Charles lived the last twenty-five years of his life right here in Temple Terrace. He died on March 19, 2007. Charles was Grant’s dear friend for about 33 years, and Grant was the executor of his will, hence, this knowledge about him and the financial gift to UUCT.

Why Create a Scholarship Endowment Here at U.U.C.T.?

Charles agreed to let Grant create a scholarship program. He probably would not have preferred it being named after him, but did not disagree, which for Charles amounted to agreement. The one stipulation he placed on all this was that U.S.F. not play any part in the scholarship.

What did Dr. Weingartner do that made Grant want to memorialize him in this way?
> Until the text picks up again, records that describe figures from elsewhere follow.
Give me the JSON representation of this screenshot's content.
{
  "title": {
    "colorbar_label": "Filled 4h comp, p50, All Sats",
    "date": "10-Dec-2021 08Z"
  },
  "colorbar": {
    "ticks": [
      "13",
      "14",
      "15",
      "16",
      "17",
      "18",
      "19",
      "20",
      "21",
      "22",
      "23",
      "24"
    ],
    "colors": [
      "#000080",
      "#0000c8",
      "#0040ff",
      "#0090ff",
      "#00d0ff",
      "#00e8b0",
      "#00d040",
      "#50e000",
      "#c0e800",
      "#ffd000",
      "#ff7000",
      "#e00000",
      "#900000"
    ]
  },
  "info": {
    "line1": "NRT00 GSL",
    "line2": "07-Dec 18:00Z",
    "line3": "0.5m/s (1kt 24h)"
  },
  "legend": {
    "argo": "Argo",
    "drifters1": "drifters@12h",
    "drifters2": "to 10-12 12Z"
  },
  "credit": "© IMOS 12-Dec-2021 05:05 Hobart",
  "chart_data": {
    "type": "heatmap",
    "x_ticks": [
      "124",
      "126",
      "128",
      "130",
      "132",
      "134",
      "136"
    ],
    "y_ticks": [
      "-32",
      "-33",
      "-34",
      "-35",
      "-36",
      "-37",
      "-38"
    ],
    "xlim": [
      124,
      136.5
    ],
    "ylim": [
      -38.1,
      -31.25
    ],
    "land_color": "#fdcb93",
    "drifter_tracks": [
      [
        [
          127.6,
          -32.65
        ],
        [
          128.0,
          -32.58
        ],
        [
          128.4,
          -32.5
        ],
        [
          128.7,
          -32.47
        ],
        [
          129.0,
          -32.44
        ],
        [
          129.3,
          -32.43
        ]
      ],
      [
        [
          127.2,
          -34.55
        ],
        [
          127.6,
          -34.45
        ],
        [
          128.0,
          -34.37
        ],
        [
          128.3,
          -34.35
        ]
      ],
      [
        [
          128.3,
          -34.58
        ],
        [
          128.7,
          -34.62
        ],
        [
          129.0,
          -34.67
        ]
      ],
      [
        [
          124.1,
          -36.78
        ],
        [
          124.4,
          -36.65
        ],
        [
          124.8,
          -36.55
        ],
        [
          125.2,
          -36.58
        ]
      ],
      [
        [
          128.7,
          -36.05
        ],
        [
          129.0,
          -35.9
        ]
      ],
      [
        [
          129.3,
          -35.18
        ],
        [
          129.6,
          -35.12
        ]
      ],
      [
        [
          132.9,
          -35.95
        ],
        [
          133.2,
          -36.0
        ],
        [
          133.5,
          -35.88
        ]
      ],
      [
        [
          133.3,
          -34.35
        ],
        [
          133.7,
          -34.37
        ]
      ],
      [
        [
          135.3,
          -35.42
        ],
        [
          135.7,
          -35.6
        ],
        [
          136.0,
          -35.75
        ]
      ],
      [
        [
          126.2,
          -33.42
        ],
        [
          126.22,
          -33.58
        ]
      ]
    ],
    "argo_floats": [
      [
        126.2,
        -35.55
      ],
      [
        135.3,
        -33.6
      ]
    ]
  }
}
Weingartner and Postman, in the same manner as education reformer John Dewey, and so many others before him, sought to push schooling out of its traditional ruts of memorizing, prescriptive, politicized, religiously based enforcement of status-quo schooling. He sought to elevate common schooling into the realm of learning “how to think,” not just what to think, if in fact the latter may even be termed thinking.

We talked about donating a sum to N. Y. U., or Columbia University, or even City University of New York. In the end, Charles left the decision up to Grant as his executor.
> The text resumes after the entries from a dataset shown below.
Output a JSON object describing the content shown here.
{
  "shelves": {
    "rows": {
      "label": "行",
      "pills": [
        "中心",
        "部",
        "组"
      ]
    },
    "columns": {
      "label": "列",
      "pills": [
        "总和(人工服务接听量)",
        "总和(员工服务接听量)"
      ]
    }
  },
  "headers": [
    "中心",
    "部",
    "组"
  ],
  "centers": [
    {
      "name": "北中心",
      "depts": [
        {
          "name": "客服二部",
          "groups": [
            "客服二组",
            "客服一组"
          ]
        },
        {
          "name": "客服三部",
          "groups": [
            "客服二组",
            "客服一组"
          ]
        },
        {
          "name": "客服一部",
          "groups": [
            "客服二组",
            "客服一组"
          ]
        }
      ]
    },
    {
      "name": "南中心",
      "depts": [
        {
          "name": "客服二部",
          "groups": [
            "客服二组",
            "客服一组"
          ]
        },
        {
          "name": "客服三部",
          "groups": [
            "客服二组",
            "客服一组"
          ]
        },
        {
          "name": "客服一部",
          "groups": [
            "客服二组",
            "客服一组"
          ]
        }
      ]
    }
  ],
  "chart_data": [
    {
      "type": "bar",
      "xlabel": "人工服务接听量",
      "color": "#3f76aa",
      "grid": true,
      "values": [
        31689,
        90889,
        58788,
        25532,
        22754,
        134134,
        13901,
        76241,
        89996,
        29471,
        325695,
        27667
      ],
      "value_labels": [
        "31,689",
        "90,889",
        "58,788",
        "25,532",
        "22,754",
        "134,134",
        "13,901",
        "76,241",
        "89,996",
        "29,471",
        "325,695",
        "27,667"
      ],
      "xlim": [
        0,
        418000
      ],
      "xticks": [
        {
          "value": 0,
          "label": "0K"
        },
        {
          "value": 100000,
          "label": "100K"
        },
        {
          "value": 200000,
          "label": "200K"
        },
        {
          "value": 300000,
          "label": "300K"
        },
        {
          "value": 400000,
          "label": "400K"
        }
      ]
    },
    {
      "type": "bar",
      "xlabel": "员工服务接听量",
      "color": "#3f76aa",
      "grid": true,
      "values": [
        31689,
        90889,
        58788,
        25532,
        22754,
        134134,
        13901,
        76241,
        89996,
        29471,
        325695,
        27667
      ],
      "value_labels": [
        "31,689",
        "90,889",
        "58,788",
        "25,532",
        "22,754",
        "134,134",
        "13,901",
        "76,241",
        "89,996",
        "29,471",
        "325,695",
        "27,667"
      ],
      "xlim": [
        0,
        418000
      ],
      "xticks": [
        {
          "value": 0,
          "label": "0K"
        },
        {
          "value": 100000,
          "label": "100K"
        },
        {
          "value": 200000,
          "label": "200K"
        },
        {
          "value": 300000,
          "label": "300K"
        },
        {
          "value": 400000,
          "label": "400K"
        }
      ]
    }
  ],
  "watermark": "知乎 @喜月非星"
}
During the last year and a half of Charles’ life, he joined the U.U.C.T. Grant brought him to visit our memorial garden several years ago, and he liked the idea of having a memorial stone in it. He read the “Domelight” regularly, asking questions on occasion. Our former minister Rev. Margery Bowens-Wheatly visited Charles on at least one occasion at a nursing house in Temple Terrace.

Near the end of his life, Charles agreed that we attempt to ask “our” church if it would be interested in creating a scholarship program in his name. Happily, the church Board of Trustees agreed.

Current Status of the Fund

The Policy: Charles Weingartner Scholarship Fund is listed under UUCT POL 2011-04-01.  The Procedures for Charles Weingartner Scholarship Fund is listed under UUCT PRO 2011-04-01.

An Agreement was made on October 01, 2010 between The Unitarian Universalist Church of Tampa (the “Borrower”), at 11400 Morris Bridge Road, Tampa, Florida 33637, and The UUCT Endowment Fund (or the Weingartner scholarship fund), (the “Lender”), at 11400 Morris Bridge Road, Tampa, Florida 33637, where by the Borrower promises to pay the lender all of the principal borrowed plus interest. Lender has agreed to make advances to borrower under the terms of this agreement for the purpose of constructing the Multi-Purpose Building. $95,000.00 was the amount of the loan.  This loan to the church will be paid off by May of 2015.

The Scholarship Fund Committee is currently making plans to begin giving scholarships for the Fall of 2015.